Ника, в свою очередь, вспомнила, как она в молодости, когда жили еще вместе с мамой, сделала на зиму тоже заготовку, трехлитровую банку тертой черной смородины, привезла ее домой, поставила на пол в кухне, а мама сделала свое обычное замечание, зачем ты варенье на пол, подыми, подыми, и маленький Ким тут же с готовностью приподнял эту банку двумя своими слабыми ручками, банка выскользнула и раскололась.
— Удалой мой сынуля. И до сих пор такой же, всё воюем. Но он очень хороший человек растет. Очень! Его так любят друзья! — сказала, находясь в преддверии слез, Ника.
— Да, — продолжала профессор Елена, — Эрик вот хороший человек, мой незаменимый помощник. Я ему немного приплачиваю, он иногда мне приводит компьютер в чувство. Хотя с диссертацией подзадержался. Ты знаешь, сколько ему лет?
— Двадцать сколько-то, может, двадцать три?
— Ему тридцать девять. Дочери уже пятнадцать.
— Боже, какой юный!
— Это все проделки его матери, — смеясь, отвечала Елена. — Ее были штуки. И она его и сейчас не оставит.
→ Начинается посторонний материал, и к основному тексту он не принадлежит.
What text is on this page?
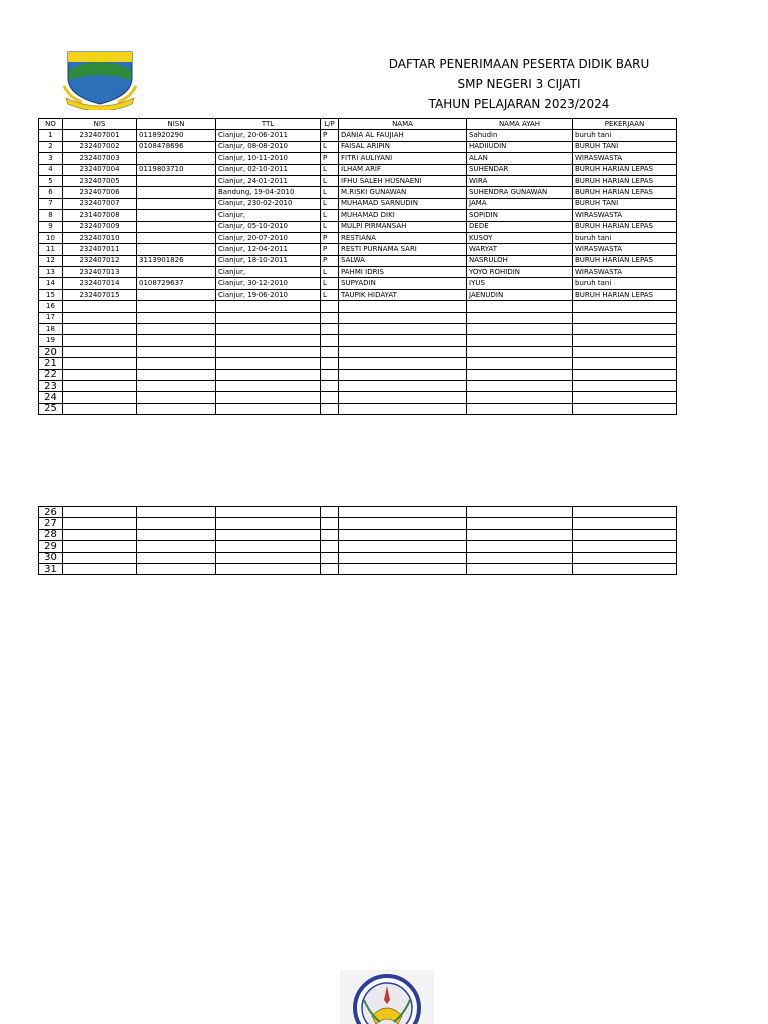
DAFTAR PENERIMAAN PESERTA DIDIK BARU
SMP NEGERI 3 CIJATI
TAHUN PELAJARAN 2023/2024
NO	NIS	NISN	TTL	L/P	NAMA	NAMA AYAH	PEKERJAAN
1	232407001	0118920290	Cianjur, 20-06-2011	P	DANIA AL FAUJIAH	Sahudin	buruh tani
2	232407002	0108478696	Cianjur, 08-08-2010	L	FAISAL ARIPIN	HADIIUDIN	BURUH TANI
3	232407003		Cianjur, 10-11-2010	P	FITRI AULIYANI	ALAN	WIRASWASTA
4	232407004	0119803710	Cianjur, 02-10-2011	L	ILHAM ARIF	SUHENDAR	BURUH HARIAN LEPAS
5	232407005		Cianjur, 24-01-2011	L	IFHU SALEH HUSNAENI	WIRA	BURUH HARIAN LEPAS
6	232407006		Bandung, 19-04-2010	L	M.RISKI GUNAWAN	SUHENDRA GUNAWAN	BURUH HARIAN LEPAS
7	232407007		Cianjur, 230-02-2010	L	MUHAMAD SARNUDIN	JAMA	BURUH TANI
8	231407008		Cianjur,	L	MUHAMAD DIKI	SOPIDIN	WIRASWASTA
9	232407009		Cianjur, 05-10-2010	L	MULPI PIRMANSAH	DEDE	BURUH HARIAN LEPAS
10	232407010		Cianjur, 20-07-2010	P	RESTIANA	KUSOY	buruh tani
11	232407011		Cianjur, 12-04-2011	P	RESTI PURNAMA SARI	WARYAT	WIRASWASTA
12	232407012	3113901826	Cianjur, 18-10-2011	P	SALWA	NASRULOH	BURUH HARIAN LEPAS
13	232407013		Cianjur,	L	PAHMI IDRIS	YOYO ROHIDIN	WIRASWASTA
14	232407014	0108729637	Cianjur, 30-12-2010	L	SUPYADIN	IYUS	buruh tani
15	232407015		Cianjur, 19-06-2010	L	TAUPIK HIDAYAT	JAENUDIN	BURUH HARIAN LEPAS
16							
17							
18							
19							
20							
21							
22							
23							
24							
25							
26							
27							
28							
29							
30							
31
И вот теперь, летним вечером, когда в окно влетела черная бабочка, Ника вдруг сильно затревожилась и позвонила по мобильному своему сыну.
Он уже давным-давно ушел провожать друга (так называемого друга, и зачем тот все приезжает?).
На дворе стояла ночь, густая как чернила. Телефон тренькал, но сын не отвечал. Странно.
А все дело было в том, что профессор Елена Прекрасная в нескольких словах передала Нике, вдобавок ко всему, предварительную историю с матерью-шаманкой, о чем Эрик не стал специально для Ники докладывать, потому что рассказы о ней составляли, как бы сказать, непрекращаемую сагу для Елены Прекрасной в каждый его приезд. А повторять это всем желающим ему, видимо, было тяжело.
И, продолжала Елена, в одно из своих посещений несчастный Эрик в ответ на постоянный вопрос, как себя чувствует мама, сообщил, что она активно готовится к уходу, как положено шаманке. Она вернулась к беседам с предками и очень донимает этим Эрика, как бы передавая ему эти видения.